The Agios Stephanos, Taxiarches Metropoleos and Panagia Koumpelidiki churches were founded at Kastoria in the mid-10th century. The Agioi Anargyroi church is thought by scholars to have been built not long after these, at about the turn of the 10th century.

All four buildings have architectural features in common - for instance, external decorative brickwork, and ground plan - showing that they were all put up by a local building workshop.

Specifically, all (except for Koumpelidiki, a domed triconch church) are small Eastern three-aisled basilica churches, with the centre aisle roof substantially loftier than the side aisles. A particularly rich fund of decorative brickwork is drawn upon for the church's external embellishment.
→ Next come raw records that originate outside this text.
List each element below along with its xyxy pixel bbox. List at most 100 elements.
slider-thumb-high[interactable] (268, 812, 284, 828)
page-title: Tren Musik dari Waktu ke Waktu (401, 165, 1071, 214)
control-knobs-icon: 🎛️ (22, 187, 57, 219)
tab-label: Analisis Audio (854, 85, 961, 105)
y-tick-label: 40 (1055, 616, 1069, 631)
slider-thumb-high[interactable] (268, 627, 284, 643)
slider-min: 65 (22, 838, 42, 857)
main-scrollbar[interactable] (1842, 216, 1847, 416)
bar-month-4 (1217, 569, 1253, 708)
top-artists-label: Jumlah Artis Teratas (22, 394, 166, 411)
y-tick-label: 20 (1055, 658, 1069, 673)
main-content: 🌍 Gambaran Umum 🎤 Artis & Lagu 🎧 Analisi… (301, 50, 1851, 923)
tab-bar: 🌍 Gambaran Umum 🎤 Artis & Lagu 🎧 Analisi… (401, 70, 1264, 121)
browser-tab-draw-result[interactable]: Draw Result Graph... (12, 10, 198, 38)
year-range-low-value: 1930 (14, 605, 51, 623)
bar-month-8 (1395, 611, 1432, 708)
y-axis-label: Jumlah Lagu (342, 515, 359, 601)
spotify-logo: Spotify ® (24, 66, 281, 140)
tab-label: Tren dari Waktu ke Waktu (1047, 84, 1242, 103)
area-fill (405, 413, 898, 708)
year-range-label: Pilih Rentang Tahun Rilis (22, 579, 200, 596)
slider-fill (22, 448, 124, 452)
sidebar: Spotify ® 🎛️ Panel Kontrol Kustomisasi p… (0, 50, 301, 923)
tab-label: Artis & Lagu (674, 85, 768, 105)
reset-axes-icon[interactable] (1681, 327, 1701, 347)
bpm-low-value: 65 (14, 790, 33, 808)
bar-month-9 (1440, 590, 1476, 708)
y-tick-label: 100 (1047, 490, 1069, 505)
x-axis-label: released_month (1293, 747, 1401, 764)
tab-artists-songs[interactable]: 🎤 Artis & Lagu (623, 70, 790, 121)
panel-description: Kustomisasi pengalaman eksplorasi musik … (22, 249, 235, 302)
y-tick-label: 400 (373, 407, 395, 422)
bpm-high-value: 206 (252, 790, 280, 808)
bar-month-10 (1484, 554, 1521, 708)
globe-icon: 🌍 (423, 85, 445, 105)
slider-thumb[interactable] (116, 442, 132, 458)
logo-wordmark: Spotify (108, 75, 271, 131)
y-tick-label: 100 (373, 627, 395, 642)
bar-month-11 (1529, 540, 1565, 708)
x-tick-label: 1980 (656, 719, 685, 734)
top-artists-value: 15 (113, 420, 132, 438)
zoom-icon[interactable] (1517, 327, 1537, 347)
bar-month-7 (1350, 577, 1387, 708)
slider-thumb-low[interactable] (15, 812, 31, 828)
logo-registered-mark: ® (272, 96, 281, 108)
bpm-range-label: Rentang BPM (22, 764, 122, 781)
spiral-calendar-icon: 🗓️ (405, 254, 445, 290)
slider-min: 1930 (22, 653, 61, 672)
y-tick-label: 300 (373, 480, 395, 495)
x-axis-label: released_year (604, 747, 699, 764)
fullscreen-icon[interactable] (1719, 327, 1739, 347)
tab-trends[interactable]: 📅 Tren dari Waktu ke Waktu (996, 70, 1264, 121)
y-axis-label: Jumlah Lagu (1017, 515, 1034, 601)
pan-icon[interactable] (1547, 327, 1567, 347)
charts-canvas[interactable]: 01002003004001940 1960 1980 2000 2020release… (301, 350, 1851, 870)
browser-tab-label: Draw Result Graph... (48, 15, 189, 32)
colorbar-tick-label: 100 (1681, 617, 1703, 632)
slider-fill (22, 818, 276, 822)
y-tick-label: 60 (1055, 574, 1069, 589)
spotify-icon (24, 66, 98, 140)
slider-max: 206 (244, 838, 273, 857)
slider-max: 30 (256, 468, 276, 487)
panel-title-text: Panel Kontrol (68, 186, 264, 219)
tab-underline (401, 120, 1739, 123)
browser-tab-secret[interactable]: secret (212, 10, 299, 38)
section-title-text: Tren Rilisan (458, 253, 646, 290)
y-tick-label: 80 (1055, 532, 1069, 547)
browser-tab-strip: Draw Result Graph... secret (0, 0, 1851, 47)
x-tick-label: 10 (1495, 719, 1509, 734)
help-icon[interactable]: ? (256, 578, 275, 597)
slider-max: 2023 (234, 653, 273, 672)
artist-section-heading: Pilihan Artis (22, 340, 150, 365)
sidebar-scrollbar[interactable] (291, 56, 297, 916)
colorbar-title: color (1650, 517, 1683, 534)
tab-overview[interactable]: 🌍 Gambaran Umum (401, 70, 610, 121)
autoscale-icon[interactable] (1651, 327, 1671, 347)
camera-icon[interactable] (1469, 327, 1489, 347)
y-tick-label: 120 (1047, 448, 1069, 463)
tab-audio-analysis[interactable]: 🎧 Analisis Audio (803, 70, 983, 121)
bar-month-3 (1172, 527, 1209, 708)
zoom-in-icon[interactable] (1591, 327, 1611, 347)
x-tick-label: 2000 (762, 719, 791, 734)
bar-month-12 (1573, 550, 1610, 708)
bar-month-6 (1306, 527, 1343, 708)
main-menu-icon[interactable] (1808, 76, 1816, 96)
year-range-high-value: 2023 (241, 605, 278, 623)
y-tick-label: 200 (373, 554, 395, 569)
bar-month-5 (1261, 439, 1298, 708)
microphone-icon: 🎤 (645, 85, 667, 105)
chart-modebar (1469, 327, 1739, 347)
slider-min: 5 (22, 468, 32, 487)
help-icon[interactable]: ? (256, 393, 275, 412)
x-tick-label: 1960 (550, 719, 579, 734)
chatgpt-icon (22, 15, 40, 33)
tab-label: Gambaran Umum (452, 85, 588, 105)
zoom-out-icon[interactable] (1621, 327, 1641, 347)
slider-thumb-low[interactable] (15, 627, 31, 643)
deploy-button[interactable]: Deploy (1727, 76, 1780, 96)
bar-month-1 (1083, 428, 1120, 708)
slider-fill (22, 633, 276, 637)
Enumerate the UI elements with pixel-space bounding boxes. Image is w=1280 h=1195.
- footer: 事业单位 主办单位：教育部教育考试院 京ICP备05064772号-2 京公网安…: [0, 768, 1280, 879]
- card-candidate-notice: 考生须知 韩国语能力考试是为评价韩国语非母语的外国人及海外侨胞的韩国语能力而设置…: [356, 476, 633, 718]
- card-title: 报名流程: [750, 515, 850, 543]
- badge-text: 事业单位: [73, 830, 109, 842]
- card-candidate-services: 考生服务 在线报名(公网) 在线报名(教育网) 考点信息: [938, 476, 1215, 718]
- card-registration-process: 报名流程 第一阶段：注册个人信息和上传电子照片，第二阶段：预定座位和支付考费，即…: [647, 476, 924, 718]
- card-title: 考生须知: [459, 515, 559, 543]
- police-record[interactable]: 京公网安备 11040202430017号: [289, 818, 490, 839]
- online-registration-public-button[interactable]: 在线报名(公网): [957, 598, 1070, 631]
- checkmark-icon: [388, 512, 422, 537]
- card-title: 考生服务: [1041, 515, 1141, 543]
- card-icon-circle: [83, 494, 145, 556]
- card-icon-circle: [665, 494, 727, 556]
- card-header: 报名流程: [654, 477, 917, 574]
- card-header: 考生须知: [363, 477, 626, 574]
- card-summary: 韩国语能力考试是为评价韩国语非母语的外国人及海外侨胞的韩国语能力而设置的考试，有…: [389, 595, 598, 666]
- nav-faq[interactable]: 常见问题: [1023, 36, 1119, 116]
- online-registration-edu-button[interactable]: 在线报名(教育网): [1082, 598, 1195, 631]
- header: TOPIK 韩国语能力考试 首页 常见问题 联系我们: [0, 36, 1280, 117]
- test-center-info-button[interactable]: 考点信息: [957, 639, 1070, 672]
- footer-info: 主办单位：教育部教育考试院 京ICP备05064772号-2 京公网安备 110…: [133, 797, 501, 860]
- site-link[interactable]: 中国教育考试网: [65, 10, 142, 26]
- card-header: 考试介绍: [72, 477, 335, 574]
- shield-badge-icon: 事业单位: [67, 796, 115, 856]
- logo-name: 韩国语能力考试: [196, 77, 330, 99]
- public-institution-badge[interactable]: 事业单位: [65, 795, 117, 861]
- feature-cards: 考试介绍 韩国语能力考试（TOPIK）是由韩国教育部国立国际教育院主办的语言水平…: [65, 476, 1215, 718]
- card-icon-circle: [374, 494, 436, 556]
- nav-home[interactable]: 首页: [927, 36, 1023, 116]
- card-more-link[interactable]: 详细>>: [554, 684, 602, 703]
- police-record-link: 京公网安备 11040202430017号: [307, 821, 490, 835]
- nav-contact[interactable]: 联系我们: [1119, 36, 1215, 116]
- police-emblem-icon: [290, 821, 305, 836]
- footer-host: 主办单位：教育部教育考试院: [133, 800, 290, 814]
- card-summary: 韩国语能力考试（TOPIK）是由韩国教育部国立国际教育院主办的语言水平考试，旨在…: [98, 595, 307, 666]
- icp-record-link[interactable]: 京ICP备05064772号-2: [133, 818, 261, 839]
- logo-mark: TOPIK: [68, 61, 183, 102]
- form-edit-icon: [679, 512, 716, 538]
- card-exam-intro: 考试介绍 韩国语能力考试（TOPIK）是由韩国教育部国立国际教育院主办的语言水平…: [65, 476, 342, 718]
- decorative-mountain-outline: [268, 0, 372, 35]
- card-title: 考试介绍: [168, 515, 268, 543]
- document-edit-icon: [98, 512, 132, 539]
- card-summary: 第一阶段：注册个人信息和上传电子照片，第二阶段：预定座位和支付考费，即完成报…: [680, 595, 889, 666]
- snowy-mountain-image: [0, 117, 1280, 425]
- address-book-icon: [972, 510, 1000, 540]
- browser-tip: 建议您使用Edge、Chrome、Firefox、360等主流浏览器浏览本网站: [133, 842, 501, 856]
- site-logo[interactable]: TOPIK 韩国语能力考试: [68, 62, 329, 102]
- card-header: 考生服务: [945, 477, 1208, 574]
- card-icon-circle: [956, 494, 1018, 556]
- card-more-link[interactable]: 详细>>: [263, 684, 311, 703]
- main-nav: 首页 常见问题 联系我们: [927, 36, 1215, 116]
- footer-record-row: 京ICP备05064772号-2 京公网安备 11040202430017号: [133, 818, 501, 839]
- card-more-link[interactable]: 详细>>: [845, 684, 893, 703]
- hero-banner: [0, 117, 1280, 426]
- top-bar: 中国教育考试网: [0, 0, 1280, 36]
Bricks are embedded in the building's plaster so as to form suns, herringbone patterns, Greek alphabet letters, or friezes of opus reticulatum. These churches' striking similarities of external decoration and architectural plan support the inference that there was a building workshop hard at work in Kastoria during this period.

The Agioi Anargyroi church on the slope of the hill outside the walls of the Byzantine town was built not much later. This too is a three-aisled basilica church with lofty nave roof, linked by its architectural plan with the group of three churches mentioned earlier. These similarities can hardly have been accidental, and they show that the workshop had a tradition which continued for about fifty years.